3)check the schedule result in binding.

I0516 13:04:56.030578       1 event.go:376] "Event occurred" object="default/demo-deploy-1" fieldPath="" kind="Deployment" apiVersion="apps/v1" type="Normal" reason="ScheduleBindingSucceed" message="Binding has been scheduled successfully. Result: {member2:2, member1:1}"

Anything else we need to know?:

Environment:

chaosi-zju commented 4 months ago

We can take a look together

CC @XiShanYongYe-Chang

XiShanYongYe-Chang commented 4 months ago

I understand that this should not be expected.

dominicqi commented 4 months ago

I don't quite understand. Isn't this saying that the taint is tolerated? Scheduling it should be a normal situation, right? If we don't declare tolerance, everything will be scheduled to member2.

chaosi-zju commented 4 months ago

Hi @dominicqi

I don't quite understand. Isn't this saying that the taint is tolerated? Scheduling it should be a normal situation, right? If we don't declare tolerance, everything will be scheduled to member2.

No, the policy is:

clusterTolerations:
- effect: NoSchedule
  key: workload-rebalancer-test
  operator: Exists
  tolerationSeconds: 0

In here, tolerationSeconds: 0 means we do not tolerate the workload-rebalancer-test:NoSchedule taint.

Since cluster member1 has workload-rebalancer-test:NoSchedule taint, and we do not tolerate it, so all replicas should be schedule to member2.

However, now, we still schedule replicas to member1 cluster, which means the taint is not work, and it is not expected.

dominicqi commented 4 months ago

Hi @chaosi-zju

Hi @dominicqi

I don't quite understand.
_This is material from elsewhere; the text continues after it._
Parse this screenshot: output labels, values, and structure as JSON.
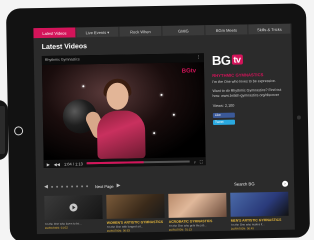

Isn't this saying that the taint is tolerated? Scheduling it should be a normal situation, right? If we don't declare tolerance, everything will be scheduled to member2.

No, the policy is:

clusterTolerations:
- effect: NoSchedule
  key: workload-rebalancer-test
  operator: Exists
  tolerationSeconds: 0

In here, tolerationSeconds: 0 means we do not tolerate the workload-rebalancer-test:NoSchedule taint.
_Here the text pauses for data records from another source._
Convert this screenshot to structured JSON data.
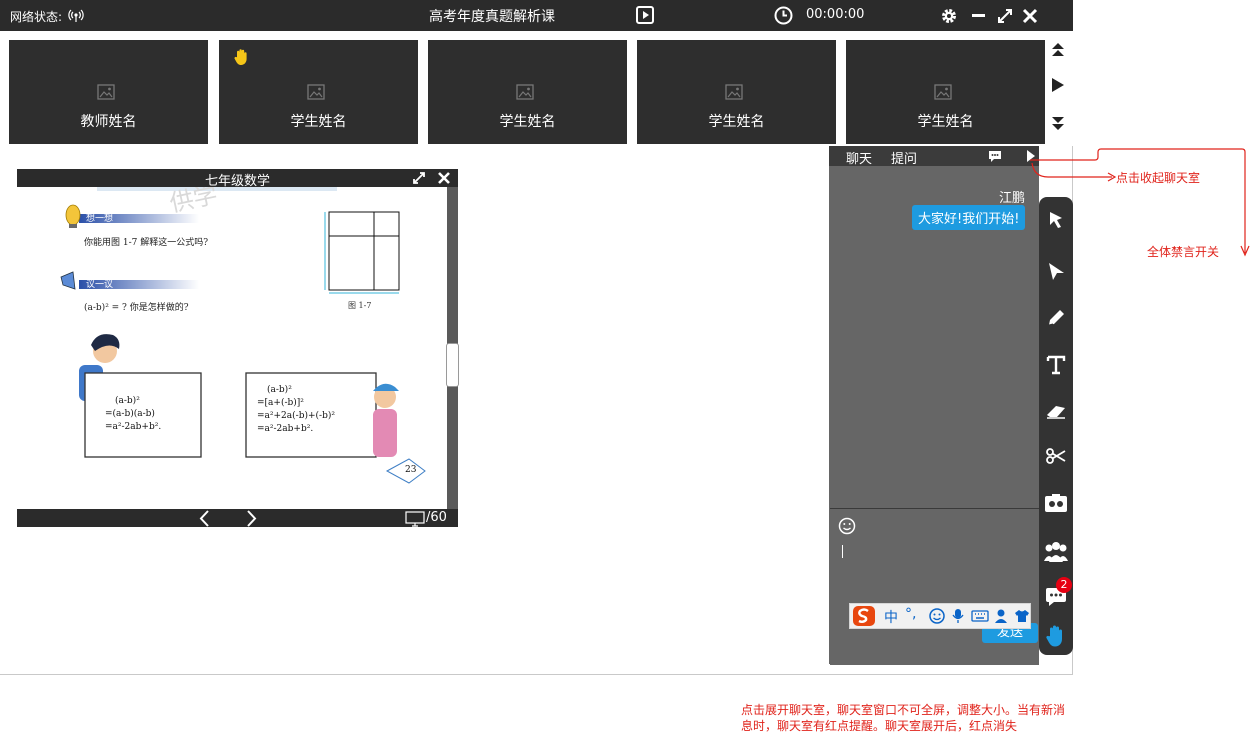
{
  "titlebar": {
    "network_label": "网络状态:",
    "title": "高考年度真题解析课",
    "timer": "00:00:00"
  },
  "video_tiles": [
    {
      "label": "教师姓名",
      "raised_hand": false
    },
    {
      "label": "学生姓名",
      "raised_hand": true
    },
    {
      "label": "学生姓名",
      "raised_hand": false
    },
    {
      "label": "学生姓名",
      "raised_hand": false
    },
    {
      "label": "学生姓名",
      "raised_hand": false
    }
  ],
  "document": {
    "title": "七年级数学",
    "page_total": "/60",
    "watermark": "供学",
    "think_heading": "想一想",
    "think_text": "你能用图 1-7 解释这一公式吗?",
    "discuss_heading": "议一议",
    "discuss_text": "(a-b)² = ? 你是怎样做的?",
    "figure_caption": "图 1-7",
    "board_left": [
      "(a-b)²",
      "=(a-b)(a-b)",
      "=a²-2ab+b²."
    ],
    "board_right": [
      "(a-b)²",
      "=[a+(-b)]²",
      "=a²+2a(-b)+(-b)²",
      "=a²-2ab+b²."
    ],
    "page_number": "23"
  },
  "chat": {
    "tab_chat": "聊天",
    "tab_question": "提问",
    "sender": "江鹏",
    "message": "大家好!我们开始!",
    "send_label": "发送",
    "unread_badge": "2"
  },
  "annotations": {
    "collapse": "点击收起聊天室",
    "mute_all": "全体禁言开关",
    "note_line1": "点击展开聊天室，聊天室窗口不可全屏，调整大小。当有新消",
    "note_line2": "息时，聊天室有红点提醒。聊天室展开后，红点消失"
  },
  "colors": {
    "titlebar": "#2b2b2b",
    "tile": "#2e2e2e",
    "chat_bg": "#666666",
    "accent_blue": "#1e9be0",
    "annotation_red": "#e0231b",
    "badge_red": "#e60012",
    "hand_yellow": "#f5c518"
  }
}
Since cluster member1 has workload-rebalancer-test:NoSchedule taint, and we do not tolerate it, so all replicas should be schedule to member2.

However, now, we still schedule replicas to member1 cluster, which means the taint is not work, and it is not expected.
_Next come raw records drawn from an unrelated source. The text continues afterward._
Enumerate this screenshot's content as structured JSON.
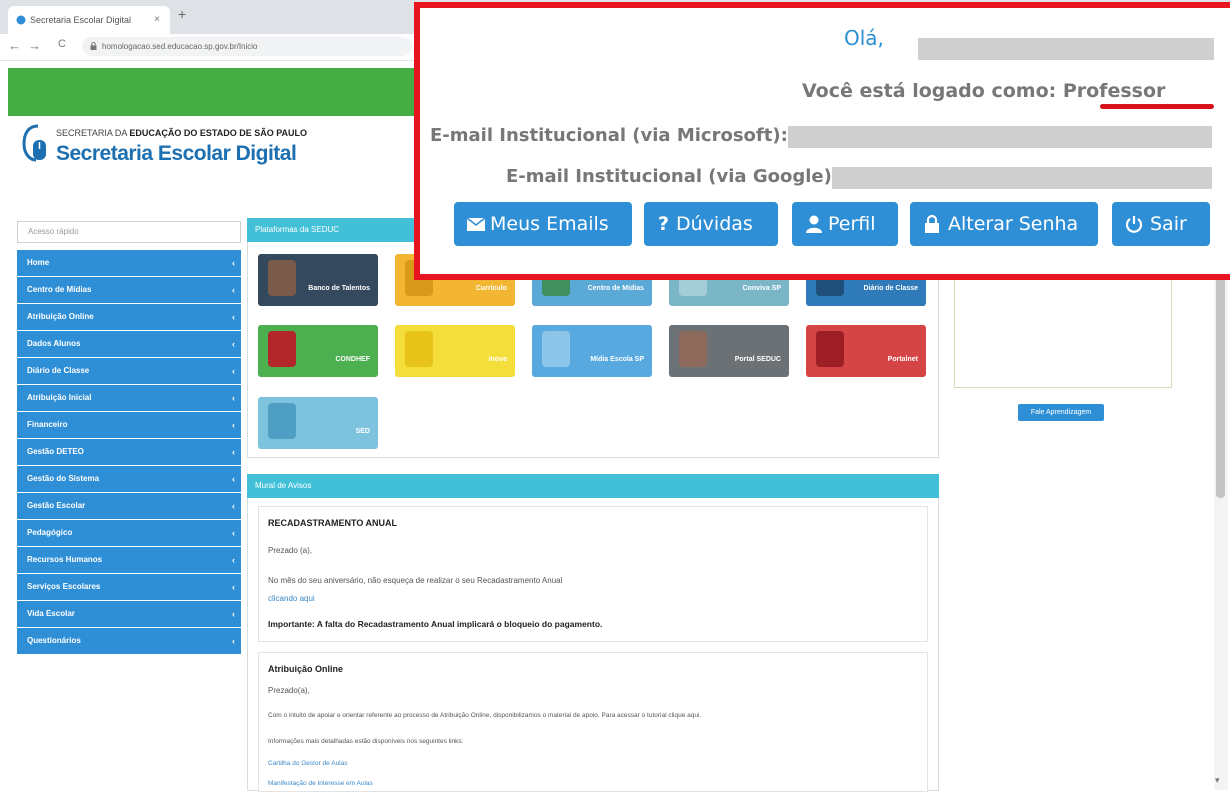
{
  "browser": {
    "tab_title": "Secretaria Escolar Digital",
    "tab_close": "×",
    "new_tab": "+",
    "back": "←",
    "forward": "→",
    "reload": "C",
    "url": "homologacao.sed.educacao.sp.gov.br/Inicio"
  },
  "header": {
    "org_prefix": "SECRETARIA DA ",
    "org_bold": "EDUCAÇÃO DO ESTADO DE SÃO PAULO",
    "brand": "Secretaria Escolar Digital"
  },
  "overlay": {
    "greeting": "Olá,",
    "logged_as": "Você está logado como: Professor",
    "email_microsoft_label": "E-mail Institucional (via Microsoft):",
    "email_google_label": "E-mail Institucional (via Google):",
    "buttons": {
      "emails": "Meus Emails",
      "help": "Dúvidas",
      "profile": "Perfil",
      "password": "Alterar Senha",
      "logout": "Sair"
    }
  },
  "sidebar": {
    "search_placeholder": "Acesso rápido",
    "items": [
      {
        "label": "Home"
      },
      {
        "label": "Centro de Mídias"
      },
      {
        "label": "Atribuição Online"
      },
      {
        "label": "Dados Alunos"
      },
      {
        "label": "Diário de Classe"
      },
      {
        "label": "Atribuição Inicial"
      },
      {
        "label": "Financeiro"
      },
      {
        "label": "Gestão DETEO"
      },
      {
        "label": "Gestão do Sistema"
      },
      {
        "label": "Gestão Escolar"
      },
      {
        "label": "Pedagógico"
      },
      {
        "label": "Recursos Humanos"
      },
      {
        "label": "Serviços Escolares"
      },
      {
        "label": "Vida Escolar"
      },
      {
        "label": "Questionários"
      }
    ]
  },
  "platforms": {
    "title": "Plataformas da SEDUC",
    "tiles": [
      {
        "label": "Banco de Talentos",
        "color": "#34495e"
      },
      {
        "label": "Currículo",
        "color": "#f2b632"
      },
      {
        "label": "Centro de Mídias",
        "color": "#5aa9d6"
      },
      {
        "label": "Conviva SP",
        "color": "#7bb6c7"
      },
      {
        "label": "Diário de Classe",
        "color": "#2f7ab8"
      },
      {
        "label": "CONDHEF",
        "color": "#4caf50"
      },
      {
        "label": "Inova",
        "color": "#f3de3a"
      },
      {
        "label": "Mídia Escola SP",
        "color": "#57a9e0"
      },
      {
        "label": "Portal SEDUC",
        "color": "#6b7175"
      },
      {
        "label": "Portalnet",
        "color": "#d64545"
      },
      {
        "label": "SED",
        "color": "#7ec3de"
      }
    ]
  },
  "right": {
    "button": "Fale Aprendizagem"
  },
  "notices": {
    "title": "Mural de Avisos",
    "card1": {
      "title": "RECADASTRAMENTO ANUAL",
      "greeting": "Prezado (a),",
      "body": "No mês do seu aniversário, não esqueça de realizar o seu Recadastramento Anual",
      "link": "clicando aqui",
      "important": "Importante: A falta do Recadastramento Anual implicará o bloqueio do pagamento."
    },
    "card2": {
      "title": "Atribuição Online",
      "greeting": "Prezado(a),",
      "body": "Com o intuito de apoiar e orientar referente ao processo de Atribuição Online, disponibilizamos o material de apoio. Para acessar o tutorial clique aqui.",
      "info": "Informações mais detalhadas estão disponíveis nos seguintes links:",
      "link1": "Cartilha do Gestor de Aulas",
      "link2": "Manifestação de Interesse em Aulas"
    }
  }
}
I understand what you are saying. One thing I am confused about is whether this has a special meaning in Karmada? The Kubernetes documentation has such a description

https://github.com/kubernetes/kubernetes/blob/8361522b40cc8b569efdd6ee2456fa514071cad1/pkg/apis/core/types.go#L3218

TolerationSeconds represents the period of time the toleration (which must be of effect NoExecute, otherwise this field is ignored) tolerates the taint.